There’s no reason to stop drinking water, according to a press release from Ken Johnson, vice president of the Pharmaceutical Research and Manufacturers of America.

“The amounts detected in untreated water used for drinking have been very small – the equivalent of a single cube of sugar dissolved in two and a half million gallons of water,” Johnson said.

Johnson dismissed the AP’s investigation, claiming that industrial chemicals account for 92 percent of the chemicals in our water.

“(The Associated Press investigation) failed to note the absence of adverse health effects found at the trace levels detected,” Johnson said.

Some would disagree.

Biologist Francesco Pomati said, “Water that’s been contaminated by these chemicals poses a potential hazard for particular human conditions, such as pregnancy or infancy.”

Pomati conducted a study on how trace amounts of substances like lincomycin can cause cancer in human beings to grow rapidly.

The AP investigation also noted how no one is keeping tabs on how much pharmaceutical chemicals are being released.

Anyone hungry for fish?

Fish across America are being fortified with pharmaceutical drugs, according to a March 26 AP article.

The research was funded by the Environmental Protection Agency. The EPA openly admits that the pharmaceutical chemicals in our water have yet to be harmful. Still, the government agency has several concerns with pharmaceutical contamination in our environment as a whole.

“The risks posed to aquatic organisms and to humans are unknown, largely because the concentrations are so low,” according to the EPA website.
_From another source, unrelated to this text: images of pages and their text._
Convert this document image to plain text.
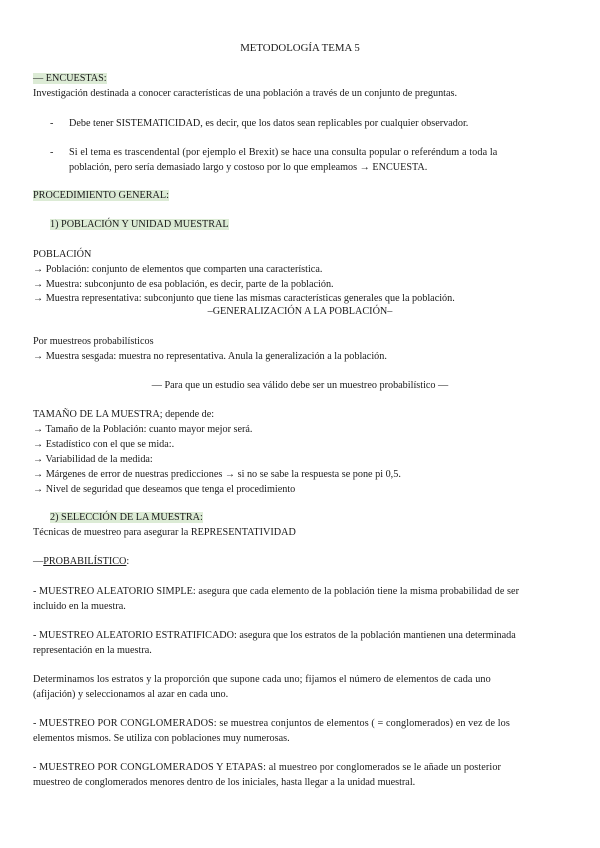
METODOLOGÍA TEMA 5
— ENCUESTAS:
Investigación destinada a conocer características de una población a través de un conjunto de preguntas.
-	Debe tener SISTEMATICIDAD, es decir, que los datos sean replicables por cualquier observador.
-	Si el tema es trascendental (por ejemplo el Brexit) se hace una consulta popular o referéndum a toda la
población, pero sería demasiado largo y costoso por lo que empleamos → ENCUESTA.
PROCEDIMIENTO GENERAL:
1) POBLACIÓN Y UNIDAD MUESTRAL
POBLACIÓN
→ Población: conjunto de elementos que comparten una característica.
→ Muestra: subconjunto de esa población, es decir, parte de la población.
→ Muestra representativa: subconjunto que tiene las mismas características generales que la población.
–GENERALIZACIÓN A LA POBLACIÓN–
Por muestreos probabilísticos
→ Muestra sesgada: muestra no representativa. Anula la generalización a la población.
— Para que un estudio sea válido debe ser un muestreo probabilístico —
TAMAÑO DE LA MUESTRA; depende de:
→ Tamaño de la Población: cuanto mayor mejor será.
→ Estadístico con el que se mida:.
→ Variabilidad de la medida:
→ Márgenes de error de nuestras predicciones → si no se sabe la respuesta se pone pi 0,5.
→ Nivel de seguridad que deseamos que tenga el procedimiento
2) SELECCIÓN DE LA MUESTRA:
Técnicas de muestreo para asegurar la REPRESENTATIVIDAD
—PROBABILÍSTICO:
- MUESTREO ALEATORIO SIMPLE: asegura que cada elemento de la población tiene la misma probabilidad de ser
incluido en la muestra.
- MUESTREO ALEATORIO ESTRATIFICADO: asegura que los estratos de la población mantienen una determinada
representación en la muestra.
Determinamos los estratos y la proporción que supone cada uno; fijamos el número de elementos de cada uno
(afijación) y seleccionamos al azar en cada uno.
- MUESTREO POR CONGLOMERADOS: se muestrea conjuntos de elementos ( = conglomerados) en vez de los
elementos mismos. Se utiliza con poblaciones muy numerosas.
- MUESTREO POR CONGLOMERADOS Y ETAPAS: al muestreo por conglomerados se le añade un posterior
muestreo de conglomerados menores dentro de los iniciales, hasta llegar a la unidad muestral.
In spite of these concerns, the government is doing nothing to preempt the pharmaceutical companies from continuing to contaminate our water.

Under the Resource Conservation and Recovery Act, the 271 million pounds of pharmaceutical chemicals in our water were disposed of legally – because the chemicals in our water aren’t classified as “hazardous waste” by the EPA.

The EPA is sitting back, studying the effects these chemicals have on us and our environment. It would be nice to see the EPA take a more active role in looking over the shoulders of these pharmaceutical companies.

Actually keeping records of what drug manufacturers dispose of would be an ideal first step for the EPA. The fact that no one has been keeping records is something quite atrocious. Regulating waste products would only be precocious.

But Johnson’s dismissive attitude toward the damage that pharmaceutical chemicals can cause to humanity leaves me feeling supercalifragilisticexpialidocious.